Of course, accent lighting has been raised ten-fold with the bombardment of LED fixtures on the market now. At first these lights were touted as the new generation of wash fixtures. Small and bright, these things sprouted everywhere. You could put them in every little nook and cranny of a stage set and illuminate scenery effortlessly. But then High End came along with one of the highest profile bits of eye candy at the time, the ShowPix. A moving LED head, this fixture has a bunch of 3W LEDs aligned in a head with the ability to display animation. They had pre-canned effects built-in, or you could load your own into the fixture. With rotating peace signs and moving letters, they were on the cutting edge of this pixel driven world we now live in. Now HES has released the Shapeshifter — a fixture that has eye candy type pixel mapping as well as the ability to spread high-powered beams of light in various directions out of one moving head.

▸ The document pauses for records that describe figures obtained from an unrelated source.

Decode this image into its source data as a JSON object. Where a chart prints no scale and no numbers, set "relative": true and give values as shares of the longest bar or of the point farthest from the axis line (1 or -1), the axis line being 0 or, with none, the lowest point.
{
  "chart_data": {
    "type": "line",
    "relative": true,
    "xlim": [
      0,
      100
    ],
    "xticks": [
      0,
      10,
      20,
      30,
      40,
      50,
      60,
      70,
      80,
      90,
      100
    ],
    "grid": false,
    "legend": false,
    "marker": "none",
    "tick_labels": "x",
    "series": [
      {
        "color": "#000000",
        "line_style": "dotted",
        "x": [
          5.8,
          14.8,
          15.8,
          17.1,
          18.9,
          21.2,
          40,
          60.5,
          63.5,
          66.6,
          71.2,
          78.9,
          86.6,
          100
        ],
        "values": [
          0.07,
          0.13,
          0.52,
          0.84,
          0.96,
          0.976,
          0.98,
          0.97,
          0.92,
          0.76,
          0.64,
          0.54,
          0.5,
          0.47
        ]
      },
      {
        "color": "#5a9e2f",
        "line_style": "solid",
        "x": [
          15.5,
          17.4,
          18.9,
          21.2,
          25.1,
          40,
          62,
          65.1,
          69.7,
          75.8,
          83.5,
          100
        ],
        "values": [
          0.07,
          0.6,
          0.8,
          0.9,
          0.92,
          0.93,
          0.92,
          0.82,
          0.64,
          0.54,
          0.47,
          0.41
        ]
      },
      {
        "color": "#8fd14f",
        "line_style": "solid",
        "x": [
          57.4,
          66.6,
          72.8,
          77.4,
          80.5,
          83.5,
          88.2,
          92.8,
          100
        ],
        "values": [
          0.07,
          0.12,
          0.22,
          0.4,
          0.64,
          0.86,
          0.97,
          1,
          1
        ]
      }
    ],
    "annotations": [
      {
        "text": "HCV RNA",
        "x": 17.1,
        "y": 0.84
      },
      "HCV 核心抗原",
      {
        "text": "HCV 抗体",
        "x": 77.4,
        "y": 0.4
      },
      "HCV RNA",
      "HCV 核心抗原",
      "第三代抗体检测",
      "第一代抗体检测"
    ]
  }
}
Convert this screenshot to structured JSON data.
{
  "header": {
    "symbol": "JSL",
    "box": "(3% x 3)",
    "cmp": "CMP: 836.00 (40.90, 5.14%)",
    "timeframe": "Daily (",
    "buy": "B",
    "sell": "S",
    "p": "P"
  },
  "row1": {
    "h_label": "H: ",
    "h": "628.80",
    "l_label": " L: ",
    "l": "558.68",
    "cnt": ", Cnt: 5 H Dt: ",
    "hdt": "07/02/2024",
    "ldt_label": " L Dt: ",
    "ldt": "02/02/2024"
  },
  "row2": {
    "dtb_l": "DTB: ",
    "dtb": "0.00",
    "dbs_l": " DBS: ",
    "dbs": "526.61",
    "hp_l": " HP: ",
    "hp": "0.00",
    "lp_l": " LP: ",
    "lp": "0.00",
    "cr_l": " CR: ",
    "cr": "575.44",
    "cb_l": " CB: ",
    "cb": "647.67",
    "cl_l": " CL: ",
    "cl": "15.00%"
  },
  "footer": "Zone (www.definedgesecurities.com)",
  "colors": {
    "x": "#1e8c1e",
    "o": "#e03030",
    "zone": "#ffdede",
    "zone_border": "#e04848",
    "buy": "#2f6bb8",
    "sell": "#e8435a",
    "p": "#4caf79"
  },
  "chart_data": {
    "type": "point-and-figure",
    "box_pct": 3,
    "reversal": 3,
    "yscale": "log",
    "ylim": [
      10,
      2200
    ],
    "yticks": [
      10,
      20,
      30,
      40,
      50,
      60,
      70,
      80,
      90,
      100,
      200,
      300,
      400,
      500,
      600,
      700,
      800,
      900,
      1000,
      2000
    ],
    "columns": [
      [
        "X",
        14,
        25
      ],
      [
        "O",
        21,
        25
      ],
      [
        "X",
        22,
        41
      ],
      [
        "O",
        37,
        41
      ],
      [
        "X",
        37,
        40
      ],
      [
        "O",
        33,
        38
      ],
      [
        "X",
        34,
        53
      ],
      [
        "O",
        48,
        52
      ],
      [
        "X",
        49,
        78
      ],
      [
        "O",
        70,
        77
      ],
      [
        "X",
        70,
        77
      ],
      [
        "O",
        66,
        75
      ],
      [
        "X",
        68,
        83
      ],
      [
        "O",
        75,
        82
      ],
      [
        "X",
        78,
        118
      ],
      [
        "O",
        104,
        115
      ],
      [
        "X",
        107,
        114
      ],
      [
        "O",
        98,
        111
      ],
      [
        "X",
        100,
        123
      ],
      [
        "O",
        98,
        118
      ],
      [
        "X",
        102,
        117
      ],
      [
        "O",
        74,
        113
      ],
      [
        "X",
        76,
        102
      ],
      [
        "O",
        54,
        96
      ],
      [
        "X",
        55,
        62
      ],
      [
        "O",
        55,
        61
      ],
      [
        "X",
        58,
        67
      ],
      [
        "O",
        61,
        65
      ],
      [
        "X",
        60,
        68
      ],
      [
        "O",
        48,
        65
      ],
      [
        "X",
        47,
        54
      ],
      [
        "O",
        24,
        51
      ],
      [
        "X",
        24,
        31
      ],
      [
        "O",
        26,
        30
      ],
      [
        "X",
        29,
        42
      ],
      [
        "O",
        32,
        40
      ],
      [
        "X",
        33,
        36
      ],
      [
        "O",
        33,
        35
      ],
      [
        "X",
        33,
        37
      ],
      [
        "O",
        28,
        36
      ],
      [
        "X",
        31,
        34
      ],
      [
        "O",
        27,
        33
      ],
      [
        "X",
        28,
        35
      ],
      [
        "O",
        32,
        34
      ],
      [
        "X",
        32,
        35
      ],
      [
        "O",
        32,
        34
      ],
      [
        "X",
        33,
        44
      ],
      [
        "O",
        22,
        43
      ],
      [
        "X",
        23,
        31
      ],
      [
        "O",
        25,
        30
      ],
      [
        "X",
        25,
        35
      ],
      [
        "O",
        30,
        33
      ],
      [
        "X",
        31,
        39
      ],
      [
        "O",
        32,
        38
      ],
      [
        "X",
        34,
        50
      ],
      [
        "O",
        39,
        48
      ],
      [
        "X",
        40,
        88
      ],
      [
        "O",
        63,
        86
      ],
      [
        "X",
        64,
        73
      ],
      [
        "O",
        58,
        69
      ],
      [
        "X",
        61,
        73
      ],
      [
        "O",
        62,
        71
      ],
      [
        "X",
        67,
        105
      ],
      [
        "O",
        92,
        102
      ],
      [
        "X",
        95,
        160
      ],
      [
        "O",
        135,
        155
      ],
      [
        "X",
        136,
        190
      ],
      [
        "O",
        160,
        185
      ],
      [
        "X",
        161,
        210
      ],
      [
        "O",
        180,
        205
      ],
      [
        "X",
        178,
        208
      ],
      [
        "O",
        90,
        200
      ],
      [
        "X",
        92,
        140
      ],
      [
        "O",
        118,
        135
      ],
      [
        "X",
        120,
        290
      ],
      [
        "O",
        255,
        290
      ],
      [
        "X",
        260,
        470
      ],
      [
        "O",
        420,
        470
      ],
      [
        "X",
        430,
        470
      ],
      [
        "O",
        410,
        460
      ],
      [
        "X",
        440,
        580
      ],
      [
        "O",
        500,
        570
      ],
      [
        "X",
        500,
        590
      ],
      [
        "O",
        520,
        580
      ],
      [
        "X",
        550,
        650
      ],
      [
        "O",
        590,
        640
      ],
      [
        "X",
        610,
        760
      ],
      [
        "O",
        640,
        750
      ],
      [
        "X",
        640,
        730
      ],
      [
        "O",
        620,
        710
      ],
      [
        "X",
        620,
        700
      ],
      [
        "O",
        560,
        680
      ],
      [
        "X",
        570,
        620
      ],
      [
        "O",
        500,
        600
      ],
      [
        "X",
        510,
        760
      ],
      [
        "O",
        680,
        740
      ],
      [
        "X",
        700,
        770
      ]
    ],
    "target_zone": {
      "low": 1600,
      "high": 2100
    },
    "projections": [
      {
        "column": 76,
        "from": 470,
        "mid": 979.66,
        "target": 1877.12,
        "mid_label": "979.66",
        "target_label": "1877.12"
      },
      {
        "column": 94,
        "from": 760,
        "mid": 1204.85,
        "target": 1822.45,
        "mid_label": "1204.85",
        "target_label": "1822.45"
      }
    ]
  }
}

Every month I see a new accent light on the scene. The Ayrton MagicPanel 602 was last year’s favorite fixture. Had it been capable of zooming in and out, it would have been the premier wash light in the business (I think). It’s a square beam of light that can rotate 360° continually with its pan and tilt mechanisms. With individual control of each of the 36 pixels in the fixture, this became the premium accent light of the year. But that was so 2013. The game is never-ending. While other companies are busy trying to emulate the MagicPanel, Ayrton decides to develop something totally different.

A New Spin for Strip Lights

Strip lights are nothing new. They were primarily used to light backdrops and used as footlights to front light productions. But with the advent of LED technology, designers started using strip lights as accent fixtures. Running various dimmer chases and color peels, LDs aimed the lights at the audience to accent musical beats. Along this line, Ayrton developed my favorite new accent product, the MagicBlade. This fixture is basically a small strip light, however the end result is a spinning shaft of light that emulates a thin line of lights that can spin in all sorts of ways, emulating a spinning single line gobo.

The brightness of the recent LEDs themselves has enabled fixture manufacturers to come up with some fun toys that yield new looks limited only by the programmers’ imagination.  Incorporating focusable moving LEDs inside of a moving head may just be the tip of the next generation of accent lighting.